La Corte costituzionale

La notizia è che la Corte costituzionale ha demolito la norma nazionale che ridisegnava il sistema camerale in Sicilia. La Consulta, come aveva “fiutato” il nostro giornale, ha dichiarato l’illegittimità costituzionale del secondo comma del decreto “Sostegni-bis”, poi convertito in legge (la 106/2021), che, pur recando “Misure urgenti connesse all’emergenza Covid per le imprese, il lavoro, i giovani, la salute e i servizi territoriali” conteneva un terremoto per le Camere siciliane. Istituendone due nuove: una a Catania e l’altra che univa Ragusa, Siracusa, Caltanissetta, Agrigento e Trapani.

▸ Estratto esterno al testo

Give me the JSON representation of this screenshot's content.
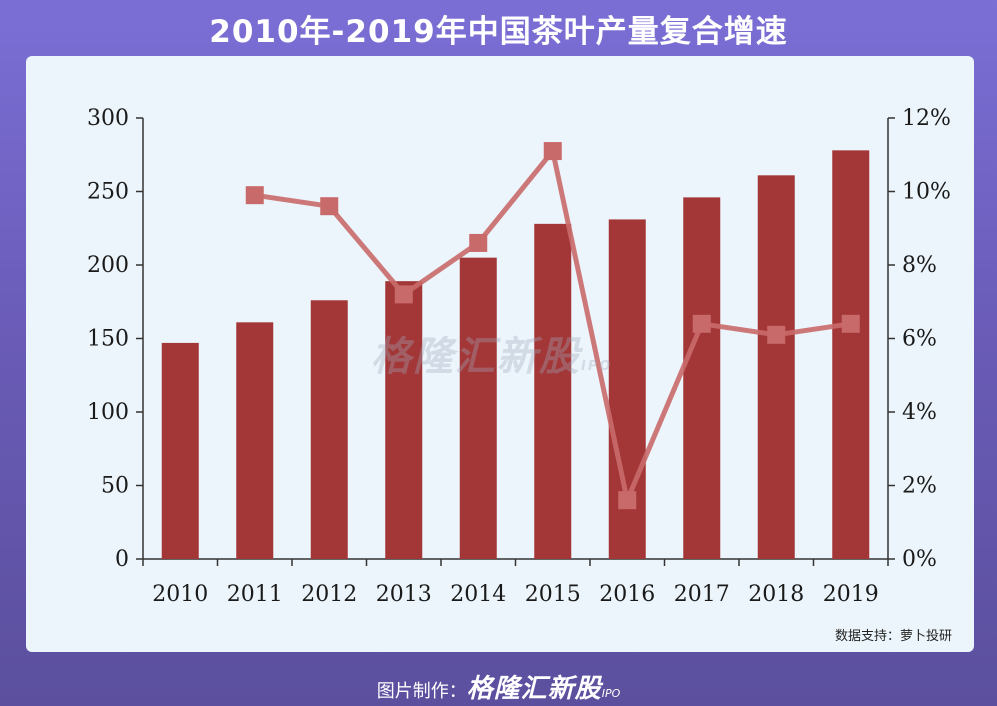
{
  "page_title": "2010年-2019年中国茶叶产量复合增速",
  "source_note": "数据支持：萝卜投研",
  "watermark": {
    "brand": "格隆汇新股",
    "suffix": "IPO"
  },
  "footer": {
    "label": "图片制作：",
    "brand": "格隆汇新股",
    "suffix": "IPO"
  },
  "colors": {
    "bar": "#a33636",
    "line": "#c96a6a"
  },
  "chart_data": {
    "type": "bar",
    "title": "",
    "categories": [
      "2010",
      "2011",
      "2012",
      "2013",
      "2014",
      "2015",
      "2016",
      "2017",
      "2018",
      "2019"
    ],
    "series": [
      {
        "values": [
          147,
          161,
          176,
          189,
          205,
          228,
          231,
          246,
          261,
          278
        ],
        "axis": "left",
        "type": "bar"
      },
      {
        "values": [
          null,
          9.9,
          9.6,
          7.2,
          8.6,
          11.1,
          1.6,
          6.4,
          6.1,
          6.4
        ],
        "axis": "right",
        "type": "line"
      }
    ],
    "y_left": {
      "ylim": [
        0,
        300
      ],
      "ticks": [
        "0",
        "50",
        "100",
        "150",
        "200",
        "250",
        "300"
      ]
    },
    "y_right": {
      "ylim": [
        0,
        12
      ],
      "ticks": [
        "0%",
        "2%",
        "4%",
        "6%",
        "8%",
        "10%",
        "12%"
      ]
    },
    "xlabel": "",
    "ylabel": "",
    "grid": false
  }
}
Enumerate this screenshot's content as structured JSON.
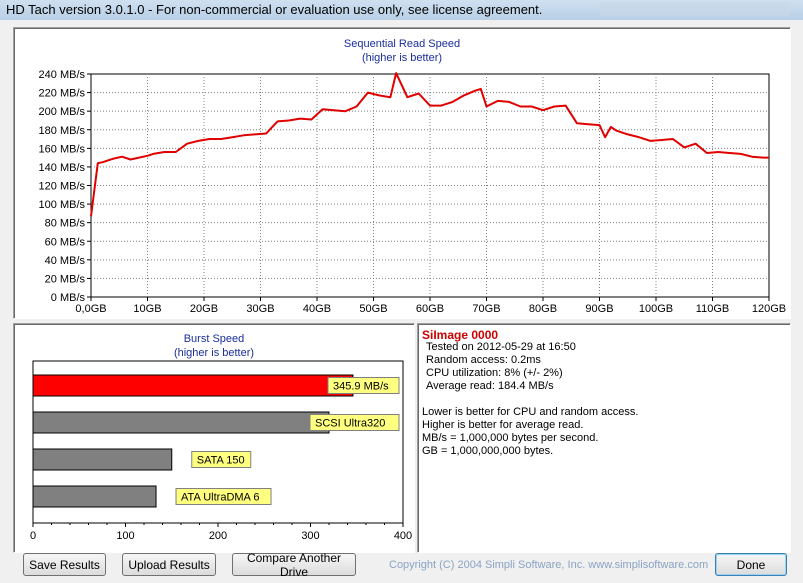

Per giudici della Consulta, come peraltro evidenziato da Sergio Mattarella a Palazzo Chigi e ai presidenti di Camera e Senato al momento della promulgazione della legge di conversione, la norma è in «palese estraneità rispetto ai contenuti e alle finalità del decreto-legge in cui la stessa è stata inserita», violando il requisito di «omogeneità» previsto dall’articolo 77 della Costituzione.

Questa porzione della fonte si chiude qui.